Momente der Musikgeschichte: Die vergessene Kunst der Musik-Manifeste
Es war einmal, da haben Bands genauso viele Manifeste wie Platten herausgebracht.
Ein Manifest ist eine Stellungnahme bezüglich deiner künstlerischen Vision. Es hält schriftlich fest, wofür du politisch und ästhetisch stehst. Es drückt aus, was du in dieser Welt durch deine Kunst verändern möchtest.
Bei der Musik geht es nicht einfach nur ums Schreiben von Songs, sondern darum, einen kulturellen Beitrag zu leisten.
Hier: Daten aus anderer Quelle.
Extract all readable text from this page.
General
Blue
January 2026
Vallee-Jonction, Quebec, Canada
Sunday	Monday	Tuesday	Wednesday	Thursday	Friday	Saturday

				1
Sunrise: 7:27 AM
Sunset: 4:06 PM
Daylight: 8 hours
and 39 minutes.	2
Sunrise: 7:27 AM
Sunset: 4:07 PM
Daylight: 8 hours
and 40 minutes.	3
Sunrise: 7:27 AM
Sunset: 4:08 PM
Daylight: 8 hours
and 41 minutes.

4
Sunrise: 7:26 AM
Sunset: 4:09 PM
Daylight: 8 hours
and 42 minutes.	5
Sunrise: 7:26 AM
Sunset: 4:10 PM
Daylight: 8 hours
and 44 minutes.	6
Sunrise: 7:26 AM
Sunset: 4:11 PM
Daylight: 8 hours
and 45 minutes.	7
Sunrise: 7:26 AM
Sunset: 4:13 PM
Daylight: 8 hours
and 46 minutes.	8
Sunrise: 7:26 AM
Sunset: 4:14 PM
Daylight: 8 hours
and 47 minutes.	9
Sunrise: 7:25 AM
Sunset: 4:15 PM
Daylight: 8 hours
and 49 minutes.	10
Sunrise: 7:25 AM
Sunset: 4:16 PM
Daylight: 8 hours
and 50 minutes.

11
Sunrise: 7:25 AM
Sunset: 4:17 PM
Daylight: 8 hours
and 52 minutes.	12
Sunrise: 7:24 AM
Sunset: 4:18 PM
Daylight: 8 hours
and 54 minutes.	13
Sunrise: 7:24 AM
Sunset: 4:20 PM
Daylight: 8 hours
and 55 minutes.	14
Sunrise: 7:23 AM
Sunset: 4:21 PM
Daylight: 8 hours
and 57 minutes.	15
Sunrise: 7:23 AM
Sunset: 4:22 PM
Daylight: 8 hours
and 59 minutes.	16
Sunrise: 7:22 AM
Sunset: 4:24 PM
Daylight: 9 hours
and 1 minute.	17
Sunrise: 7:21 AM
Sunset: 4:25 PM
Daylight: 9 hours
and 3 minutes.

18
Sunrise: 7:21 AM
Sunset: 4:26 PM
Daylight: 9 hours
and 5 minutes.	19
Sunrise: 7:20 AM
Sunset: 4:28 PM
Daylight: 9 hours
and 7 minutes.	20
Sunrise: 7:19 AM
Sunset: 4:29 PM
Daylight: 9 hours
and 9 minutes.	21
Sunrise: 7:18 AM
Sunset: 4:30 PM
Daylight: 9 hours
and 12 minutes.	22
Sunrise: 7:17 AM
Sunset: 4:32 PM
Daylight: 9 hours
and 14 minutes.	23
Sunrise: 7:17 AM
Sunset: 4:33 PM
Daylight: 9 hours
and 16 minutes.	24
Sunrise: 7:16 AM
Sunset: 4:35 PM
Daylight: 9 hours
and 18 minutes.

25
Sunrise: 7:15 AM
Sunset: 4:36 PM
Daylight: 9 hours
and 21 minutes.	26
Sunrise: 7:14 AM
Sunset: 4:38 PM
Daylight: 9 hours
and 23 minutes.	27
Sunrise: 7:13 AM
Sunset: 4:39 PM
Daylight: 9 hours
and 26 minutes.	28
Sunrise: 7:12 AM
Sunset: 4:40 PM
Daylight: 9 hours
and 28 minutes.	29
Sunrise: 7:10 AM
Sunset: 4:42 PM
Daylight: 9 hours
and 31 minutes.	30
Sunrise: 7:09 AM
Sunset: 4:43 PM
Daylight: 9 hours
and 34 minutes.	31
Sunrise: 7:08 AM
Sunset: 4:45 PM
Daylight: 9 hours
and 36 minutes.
Manifeste können ganze Bewegungen anstoßen, sozialen Wandel hervorrufen und ästhetische Revolutionen auslösen, die unsere Vorstellung von Kunst, Musik und vielem mehr verändern.
Manche von ihnen haben die Zukunft vorhergesagt, doch alle von ihnen haben sich von der Vergangenheit losgesagt.
Musik-Manifeste mögen einem zwar wie eine vergessene Kunst vorkommen, doch sie stellen ein kraftvolles Werkzeug dar, das DRINGEND wiederbelebt werden sollte. Musik-Manifeste verstärken deine musikalische Message und verleihen ihr mehr Lebensdauer.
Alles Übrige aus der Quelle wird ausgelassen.